Am besten ist es, bei sich selbst anzufangen. Es gibt mittlerweile eine große Auswahl an langlebigen und umweltfreundlichen Alternativen zu Einwegplastik. 

Alternativen

  • Die langlebigste Alternative zur Plastiktüte sind Stoffbeutel, auch Obst- oder Gemüsebeutel genannt. Sie werden in allen möglichen Größen hergestellt und sind meist aus Bio-Baumwolle gefertigt.
  • Heiße Getränke können in einem Mehrwegkaffeebecher aus Edelstahl mitgenommen werden. Manchen Läden bieten einen Becherbonus bei einem mitgebrachten Mehrwegbecher an, welcher zwischen zehn und fünfzehn Cent variiert. Das schont die Umwelt und den Geldbeutel!
  • Nicht nur die Herstellung von PET-Einwegflaschen ist mit einem sehr hohen Energieaufwand verbunden, sondern auch ihre Entsorgung. Viele der Plastikflaschen finden ihren Weg noch nicht einmal in die gelbe Tonne. Die beste Alternative ist demnach, eine Glas- oder Edelstahlflasche mit Leitungswasser selbst zu befüllen oder auf Glas- oder Mehrwegflaschen umzusteigen, wenn sie richtig entsorgt, recycelt, beziehungsweise wiederverwendet werden. 
  • 2021 sollen bestimmte Plastik- und Styroporgegenstände innerhalb der EU verboten werden, dazu gehören auch Plastikstrohhalme - die Todesursache vieler Meeresbewohner. Heißt das jetzt es muss komplett auf das Trinken mit Strohhalmen verzichtet werden? Nicht unbedingt. Es kann auf die Alternative aus Bambusholz oder Papier umgestiegen werden. Die beste und langlebigste Alternative sind Strohhalme aus Edelstahl oder Glas, die gibt es meistens sogar mit einem extra Putzer zu kaufen.
  •  Um Lebensmittel frisch zu halten, wird häufig Frischhalte- oder Alufolie genutzt.

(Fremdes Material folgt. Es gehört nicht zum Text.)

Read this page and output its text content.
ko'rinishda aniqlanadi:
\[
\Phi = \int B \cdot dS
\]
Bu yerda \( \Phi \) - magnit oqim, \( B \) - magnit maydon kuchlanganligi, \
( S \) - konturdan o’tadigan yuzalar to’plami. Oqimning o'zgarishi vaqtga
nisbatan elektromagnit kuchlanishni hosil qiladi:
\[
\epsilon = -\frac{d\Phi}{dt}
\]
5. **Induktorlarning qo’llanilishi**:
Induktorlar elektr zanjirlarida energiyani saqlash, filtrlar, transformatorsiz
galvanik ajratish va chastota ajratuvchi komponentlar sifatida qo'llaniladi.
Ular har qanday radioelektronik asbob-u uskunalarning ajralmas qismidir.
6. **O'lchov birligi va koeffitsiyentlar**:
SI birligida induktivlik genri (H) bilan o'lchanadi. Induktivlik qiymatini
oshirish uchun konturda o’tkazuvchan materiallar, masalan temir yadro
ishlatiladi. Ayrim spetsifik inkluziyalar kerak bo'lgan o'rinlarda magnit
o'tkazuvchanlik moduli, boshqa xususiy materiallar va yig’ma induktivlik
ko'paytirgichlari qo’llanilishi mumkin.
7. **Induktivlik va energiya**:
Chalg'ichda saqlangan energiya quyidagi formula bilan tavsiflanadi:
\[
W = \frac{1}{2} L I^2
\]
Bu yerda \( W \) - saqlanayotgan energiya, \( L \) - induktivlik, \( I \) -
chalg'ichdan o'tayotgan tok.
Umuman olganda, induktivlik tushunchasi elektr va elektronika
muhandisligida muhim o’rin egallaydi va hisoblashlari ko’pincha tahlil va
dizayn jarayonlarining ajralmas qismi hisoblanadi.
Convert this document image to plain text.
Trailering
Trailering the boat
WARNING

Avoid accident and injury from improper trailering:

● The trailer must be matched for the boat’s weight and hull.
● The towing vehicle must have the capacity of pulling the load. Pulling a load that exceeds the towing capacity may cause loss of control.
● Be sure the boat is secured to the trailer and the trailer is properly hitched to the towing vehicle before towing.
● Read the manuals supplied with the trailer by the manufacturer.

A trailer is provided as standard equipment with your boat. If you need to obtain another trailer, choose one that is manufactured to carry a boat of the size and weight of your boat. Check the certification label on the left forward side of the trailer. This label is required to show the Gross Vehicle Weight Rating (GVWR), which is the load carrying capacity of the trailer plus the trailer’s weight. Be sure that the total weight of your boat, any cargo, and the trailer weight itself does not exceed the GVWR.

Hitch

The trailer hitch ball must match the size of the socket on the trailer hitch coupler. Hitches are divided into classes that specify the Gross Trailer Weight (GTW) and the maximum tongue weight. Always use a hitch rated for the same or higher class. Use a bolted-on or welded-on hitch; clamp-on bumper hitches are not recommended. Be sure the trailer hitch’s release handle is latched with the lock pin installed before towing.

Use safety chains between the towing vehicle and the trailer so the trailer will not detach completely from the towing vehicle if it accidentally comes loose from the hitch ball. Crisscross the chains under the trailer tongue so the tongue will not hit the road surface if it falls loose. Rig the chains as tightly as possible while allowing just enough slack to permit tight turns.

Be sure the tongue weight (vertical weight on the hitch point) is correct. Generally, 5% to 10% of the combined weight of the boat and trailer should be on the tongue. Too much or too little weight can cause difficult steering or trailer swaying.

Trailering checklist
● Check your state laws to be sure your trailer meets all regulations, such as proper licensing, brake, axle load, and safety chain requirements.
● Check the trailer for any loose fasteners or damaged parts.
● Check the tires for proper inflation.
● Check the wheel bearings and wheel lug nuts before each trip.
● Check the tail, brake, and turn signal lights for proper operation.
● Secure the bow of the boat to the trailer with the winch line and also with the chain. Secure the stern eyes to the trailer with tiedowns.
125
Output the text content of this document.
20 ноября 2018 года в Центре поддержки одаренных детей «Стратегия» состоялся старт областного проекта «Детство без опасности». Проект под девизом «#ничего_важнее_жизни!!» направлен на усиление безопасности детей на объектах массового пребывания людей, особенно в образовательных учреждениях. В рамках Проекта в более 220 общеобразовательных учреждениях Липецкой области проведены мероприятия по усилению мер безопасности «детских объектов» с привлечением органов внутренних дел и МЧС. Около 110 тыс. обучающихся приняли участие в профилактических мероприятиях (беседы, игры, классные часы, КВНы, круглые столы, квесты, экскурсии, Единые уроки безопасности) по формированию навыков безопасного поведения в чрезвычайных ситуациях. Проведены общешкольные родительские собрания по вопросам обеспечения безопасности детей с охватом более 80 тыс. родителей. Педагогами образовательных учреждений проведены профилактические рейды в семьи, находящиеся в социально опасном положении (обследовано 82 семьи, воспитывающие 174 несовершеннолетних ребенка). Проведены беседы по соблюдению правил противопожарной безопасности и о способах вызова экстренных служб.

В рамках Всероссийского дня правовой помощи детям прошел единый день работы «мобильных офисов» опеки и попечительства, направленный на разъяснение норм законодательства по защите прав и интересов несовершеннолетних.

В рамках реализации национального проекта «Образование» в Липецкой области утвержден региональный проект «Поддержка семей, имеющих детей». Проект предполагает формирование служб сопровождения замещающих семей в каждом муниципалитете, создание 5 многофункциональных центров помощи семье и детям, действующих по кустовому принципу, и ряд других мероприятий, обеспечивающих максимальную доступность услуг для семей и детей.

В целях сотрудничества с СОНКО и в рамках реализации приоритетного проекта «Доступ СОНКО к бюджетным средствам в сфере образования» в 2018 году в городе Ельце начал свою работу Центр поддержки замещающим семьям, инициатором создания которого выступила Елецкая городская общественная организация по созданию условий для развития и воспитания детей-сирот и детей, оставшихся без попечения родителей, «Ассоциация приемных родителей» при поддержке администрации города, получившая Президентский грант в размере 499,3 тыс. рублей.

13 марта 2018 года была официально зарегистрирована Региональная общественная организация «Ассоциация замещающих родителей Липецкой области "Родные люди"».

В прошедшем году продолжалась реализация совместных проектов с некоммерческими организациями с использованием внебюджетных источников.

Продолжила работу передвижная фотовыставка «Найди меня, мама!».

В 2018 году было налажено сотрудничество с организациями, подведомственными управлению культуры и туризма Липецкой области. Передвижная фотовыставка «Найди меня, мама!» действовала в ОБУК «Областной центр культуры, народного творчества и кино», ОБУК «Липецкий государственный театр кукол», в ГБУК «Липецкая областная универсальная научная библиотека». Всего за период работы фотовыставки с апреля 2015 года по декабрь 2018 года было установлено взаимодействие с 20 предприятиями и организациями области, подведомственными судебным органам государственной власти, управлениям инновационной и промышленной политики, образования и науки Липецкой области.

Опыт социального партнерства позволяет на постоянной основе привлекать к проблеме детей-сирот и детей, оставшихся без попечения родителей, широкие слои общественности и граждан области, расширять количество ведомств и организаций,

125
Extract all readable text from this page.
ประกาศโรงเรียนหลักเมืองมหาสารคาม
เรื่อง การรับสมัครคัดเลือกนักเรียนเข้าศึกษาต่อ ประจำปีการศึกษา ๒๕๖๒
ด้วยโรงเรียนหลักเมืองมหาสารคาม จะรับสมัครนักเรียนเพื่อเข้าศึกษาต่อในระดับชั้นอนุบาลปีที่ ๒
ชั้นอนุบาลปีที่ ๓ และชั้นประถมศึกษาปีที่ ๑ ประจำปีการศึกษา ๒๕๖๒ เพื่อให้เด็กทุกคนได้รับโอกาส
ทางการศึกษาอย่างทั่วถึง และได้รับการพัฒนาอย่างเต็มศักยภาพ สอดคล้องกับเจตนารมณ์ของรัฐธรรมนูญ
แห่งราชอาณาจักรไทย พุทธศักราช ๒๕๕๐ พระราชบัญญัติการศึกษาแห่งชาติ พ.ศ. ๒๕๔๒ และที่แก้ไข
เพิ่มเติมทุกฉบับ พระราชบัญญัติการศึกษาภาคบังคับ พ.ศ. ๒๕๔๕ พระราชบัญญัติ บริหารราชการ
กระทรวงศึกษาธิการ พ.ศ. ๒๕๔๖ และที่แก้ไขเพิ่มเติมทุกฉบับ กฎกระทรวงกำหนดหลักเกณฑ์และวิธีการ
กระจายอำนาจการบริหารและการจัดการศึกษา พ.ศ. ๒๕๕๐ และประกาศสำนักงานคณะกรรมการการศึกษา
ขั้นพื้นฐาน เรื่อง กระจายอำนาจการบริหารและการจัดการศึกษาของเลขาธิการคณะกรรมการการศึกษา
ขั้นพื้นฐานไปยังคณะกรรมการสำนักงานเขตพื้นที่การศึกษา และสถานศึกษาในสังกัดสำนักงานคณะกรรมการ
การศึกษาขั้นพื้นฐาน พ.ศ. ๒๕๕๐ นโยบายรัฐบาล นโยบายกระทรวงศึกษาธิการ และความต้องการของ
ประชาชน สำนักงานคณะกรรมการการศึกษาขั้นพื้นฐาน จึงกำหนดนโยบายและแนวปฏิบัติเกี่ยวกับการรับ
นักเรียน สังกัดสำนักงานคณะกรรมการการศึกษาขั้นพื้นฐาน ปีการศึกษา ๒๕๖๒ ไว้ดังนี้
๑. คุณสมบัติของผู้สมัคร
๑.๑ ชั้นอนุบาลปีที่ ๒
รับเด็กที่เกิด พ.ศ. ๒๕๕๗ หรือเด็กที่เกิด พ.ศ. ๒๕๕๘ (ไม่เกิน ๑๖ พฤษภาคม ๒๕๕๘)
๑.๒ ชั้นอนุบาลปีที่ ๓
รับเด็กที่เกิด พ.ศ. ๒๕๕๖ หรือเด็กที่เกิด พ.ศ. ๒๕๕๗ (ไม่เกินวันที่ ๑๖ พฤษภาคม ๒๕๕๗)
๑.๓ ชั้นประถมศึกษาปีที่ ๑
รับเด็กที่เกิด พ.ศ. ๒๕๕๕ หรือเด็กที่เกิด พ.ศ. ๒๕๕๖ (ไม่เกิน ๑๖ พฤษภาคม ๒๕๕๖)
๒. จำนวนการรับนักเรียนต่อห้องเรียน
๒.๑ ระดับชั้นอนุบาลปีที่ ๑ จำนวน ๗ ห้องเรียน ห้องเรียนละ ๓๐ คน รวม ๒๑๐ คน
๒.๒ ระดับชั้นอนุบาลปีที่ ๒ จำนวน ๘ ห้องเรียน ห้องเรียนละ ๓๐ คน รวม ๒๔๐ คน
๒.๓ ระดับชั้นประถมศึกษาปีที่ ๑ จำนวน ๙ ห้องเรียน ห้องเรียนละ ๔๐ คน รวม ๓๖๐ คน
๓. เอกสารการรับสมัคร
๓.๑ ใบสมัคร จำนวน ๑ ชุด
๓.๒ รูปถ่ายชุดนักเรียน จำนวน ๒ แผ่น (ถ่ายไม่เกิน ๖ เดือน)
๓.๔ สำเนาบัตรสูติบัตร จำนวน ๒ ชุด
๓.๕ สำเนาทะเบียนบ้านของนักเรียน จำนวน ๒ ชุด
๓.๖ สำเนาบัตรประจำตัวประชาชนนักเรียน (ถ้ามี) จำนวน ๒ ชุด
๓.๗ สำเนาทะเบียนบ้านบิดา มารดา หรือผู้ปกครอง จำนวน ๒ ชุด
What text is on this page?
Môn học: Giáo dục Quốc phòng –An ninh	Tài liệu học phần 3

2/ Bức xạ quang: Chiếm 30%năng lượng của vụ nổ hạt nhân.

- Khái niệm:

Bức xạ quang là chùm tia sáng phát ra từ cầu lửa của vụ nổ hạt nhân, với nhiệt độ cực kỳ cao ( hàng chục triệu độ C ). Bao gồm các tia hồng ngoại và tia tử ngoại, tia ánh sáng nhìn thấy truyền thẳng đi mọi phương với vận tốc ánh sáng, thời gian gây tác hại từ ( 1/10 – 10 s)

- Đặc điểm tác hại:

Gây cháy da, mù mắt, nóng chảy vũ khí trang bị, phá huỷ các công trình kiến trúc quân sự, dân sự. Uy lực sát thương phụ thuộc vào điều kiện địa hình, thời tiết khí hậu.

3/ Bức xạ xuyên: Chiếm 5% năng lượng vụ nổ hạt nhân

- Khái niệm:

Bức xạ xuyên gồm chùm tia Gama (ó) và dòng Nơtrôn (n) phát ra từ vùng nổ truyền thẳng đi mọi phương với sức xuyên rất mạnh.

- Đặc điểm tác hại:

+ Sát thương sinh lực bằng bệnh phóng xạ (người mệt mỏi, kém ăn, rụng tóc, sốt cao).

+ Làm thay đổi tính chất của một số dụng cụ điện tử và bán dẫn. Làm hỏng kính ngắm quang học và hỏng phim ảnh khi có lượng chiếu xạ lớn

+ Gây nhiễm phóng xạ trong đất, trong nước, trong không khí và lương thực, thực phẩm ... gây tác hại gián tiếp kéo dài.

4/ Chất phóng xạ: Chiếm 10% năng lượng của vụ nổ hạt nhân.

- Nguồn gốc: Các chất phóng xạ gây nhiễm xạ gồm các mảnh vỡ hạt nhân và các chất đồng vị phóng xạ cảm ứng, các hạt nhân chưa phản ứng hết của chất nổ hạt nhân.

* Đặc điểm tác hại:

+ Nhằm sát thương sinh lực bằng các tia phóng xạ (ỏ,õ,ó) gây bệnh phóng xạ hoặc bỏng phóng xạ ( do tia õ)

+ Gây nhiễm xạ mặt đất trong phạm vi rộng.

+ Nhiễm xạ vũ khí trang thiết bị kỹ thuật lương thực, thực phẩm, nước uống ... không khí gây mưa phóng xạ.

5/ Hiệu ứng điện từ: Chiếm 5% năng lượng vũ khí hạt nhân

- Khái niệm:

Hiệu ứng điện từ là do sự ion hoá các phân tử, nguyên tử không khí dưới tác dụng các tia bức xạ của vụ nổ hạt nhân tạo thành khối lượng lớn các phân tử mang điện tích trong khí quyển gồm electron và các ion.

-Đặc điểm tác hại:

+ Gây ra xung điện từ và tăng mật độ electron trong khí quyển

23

Das ist weder nachhaltig noch umweltfreundlich, denn die landen wie viele Einwegprodukte direkt nach der Nutzung im Müll. Um dies zu vermeiden kann Essen in Brotboxen gepackt werden, die gibt es aus Kunststoff oder Edelstahl. Bei den meisten Supermärkten oder Metzgereien kann Fleisch, Käse oder Fisch in mitgebrachte Frischhalteboxen eingepackt werden. Eine weitere Alternative sind Bienenwachstücher. Die Wachstücher halten Lebensmittel lange frisch, sind wiederverwendbar und halten bei guter Pflege mehrere Jahre.
  • Unverpackt-Läden sind der neue Trend. Einfach sein eigenes Behältnis von zu Hause mitnehmen und das Abfüllen, was im Haushalt benötigt wird! Das Gute daran, alle Lebensmittel befinden sich schon in den richtigen Behältern und zu Hause muss nichts mehr umgefüllt werden. Das Gewicht des Behältnisses wird abgezogen und muss somit nicht gezahlt werden!

Tipp: Als Erstes einen Überblick verschaffen, in welchen Bereichen des alltäglichen Lebens das meiste Plastik anfällt und dort anfangen etwas zu verändern. Am besten immer kleine Veränderungen vornehmen, um zu beobachten wie es sich mit der Alternative lebt. Plastikfrei(er) zu leben ist ein Prozess und muss nicht von heute auf morgen umgesetzt werden.

Alternativen

  • Plastiktüte --> Stoffbeutel
  • Coffe2Go-Becher --> Mehrwegkaffeebecher aus Edelstahl
  • Plastikflasche --> Glas- oder Edelstahlflasche
  • Plastikstrohalme --> Strohalme aus Glas oder Edelstahl
  • Frischhalte- oder Alufolie --> Brotboxen aus Kunststoff, Edelstahl oder Bienenwachstücher
  • Einkaufen im Unverpackt-Laden

Hallo, mein Name ist Juno und ich absolviere gerade mein „Freiwilliges Ökologisches Jahr“ (FÖJ) im Umweltamt der Stadt Frankfurt am Main. Dieser Artikel gehört zu der Reihe „Thema des Monats“, welche ich im Rahmen meines FÖJ-Projektes anfertige.